Pameran dibuka pada 12 April 2018
dengan sambutan dari Edy Sunaryo, seseorang yang disebut sebagai bapak grafis
Indonesia. Acara pembukaan dihadiri oleh kurang lebih 170 orang. Hadir pula
beberapa pegiat seni ternama seperti Bambang Bujono dan Halim HD. Di tengah
rintik hujan, musisi Samalona Reggae menghibur pengunjung dengan musik reggae.
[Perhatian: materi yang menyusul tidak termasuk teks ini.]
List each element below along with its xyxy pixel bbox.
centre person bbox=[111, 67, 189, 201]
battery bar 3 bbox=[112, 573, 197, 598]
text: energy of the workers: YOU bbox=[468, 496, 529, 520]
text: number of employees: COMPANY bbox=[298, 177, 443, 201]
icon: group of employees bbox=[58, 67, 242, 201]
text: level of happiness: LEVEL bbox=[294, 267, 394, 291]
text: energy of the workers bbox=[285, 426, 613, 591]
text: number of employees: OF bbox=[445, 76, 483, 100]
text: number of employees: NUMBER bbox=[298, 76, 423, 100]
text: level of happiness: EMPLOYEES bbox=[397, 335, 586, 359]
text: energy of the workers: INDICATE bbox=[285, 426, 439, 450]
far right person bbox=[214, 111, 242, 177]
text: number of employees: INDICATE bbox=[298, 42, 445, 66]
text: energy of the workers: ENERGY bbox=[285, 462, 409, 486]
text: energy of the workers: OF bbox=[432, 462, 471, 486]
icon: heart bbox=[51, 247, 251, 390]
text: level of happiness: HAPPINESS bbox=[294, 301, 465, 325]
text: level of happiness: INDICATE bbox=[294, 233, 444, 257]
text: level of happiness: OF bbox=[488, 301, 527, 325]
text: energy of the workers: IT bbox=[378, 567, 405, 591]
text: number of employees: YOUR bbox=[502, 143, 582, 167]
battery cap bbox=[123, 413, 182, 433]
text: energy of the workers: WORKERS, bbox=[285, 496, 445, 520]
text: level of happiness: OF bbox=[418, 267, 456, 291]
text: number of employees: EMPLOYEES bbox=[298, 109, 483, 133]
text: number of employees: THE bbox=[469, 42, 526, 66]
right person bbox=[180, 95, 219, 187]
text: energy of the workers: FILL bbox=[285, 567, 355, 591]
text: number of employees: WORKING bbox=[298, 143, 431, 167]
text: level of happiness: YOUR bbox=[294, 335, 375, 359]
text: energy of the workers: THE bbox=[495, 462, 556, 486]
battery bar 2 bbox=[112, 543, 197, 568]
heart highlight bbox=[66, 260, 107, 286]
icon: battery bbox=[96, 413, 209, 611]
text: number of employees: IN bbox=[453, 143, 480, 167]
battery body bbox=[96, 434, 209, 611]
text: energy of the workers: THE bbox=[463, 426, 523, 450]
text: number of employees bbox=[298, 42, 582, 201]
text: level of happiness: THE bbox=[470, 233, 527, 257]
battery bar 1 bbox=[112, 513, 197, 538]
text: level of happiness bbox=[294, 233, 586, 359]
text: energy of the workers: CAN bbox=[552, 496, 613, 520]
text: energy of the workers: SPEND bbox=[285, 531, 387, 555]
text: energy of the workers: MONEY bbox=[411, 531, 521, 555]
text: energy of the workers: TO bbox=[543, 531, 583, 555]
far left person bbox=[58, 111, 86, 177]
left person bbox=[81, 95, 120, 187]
Teknik cukil kayu yang digunakan
oleh Muhlis pada karyanya memiliki ciri khas khusus dan berebeda dari segi
tekniknya. Teknik ini disebut teknik grafis paling kuno yang sudah digunakan
sejak abad ke-5 Masehi.
Alfi, salah satu pengunjung pameran
mengakui karya Muhlis di pameran ini menarik sekali. Mahasiswi Pendidikan Seni
Rupa di Fakultas Keguruan dan Pendidikan (FKIP) UNS ini mengakui bahwa teknik
cukil sulit dilakukan dan membutuhkan konsentrasi tinggi untuk menghasilkan
citraan visual. “Teknik cukil kayu itu
susah tapi semua karya Muhlis di sini sangat keren, detail, dan bermakna
dalam,” imbuhnya.
Pameran ini cukup menarik minat
pengunjung. Setiap harinya, kurang lebih seratus pengunjung terdaftar di buku
tamu. Beberapa di antaranya adalah pengunjung toko buku Gramedia yang tertarik
untuk berkunjung menikmati seni grafis di Balai Soedjatmoko. Asep, salah satu
pengunjung pameran, berpendapat bahwa acara pameran seni seperti ini penting untuk
dinikmati oleh masyarakat. Selain sebagai hiburan, pameran ini juga mengenalkan
kepada masyarakat tentang ragam seni grafis dan media pengenalan budaya.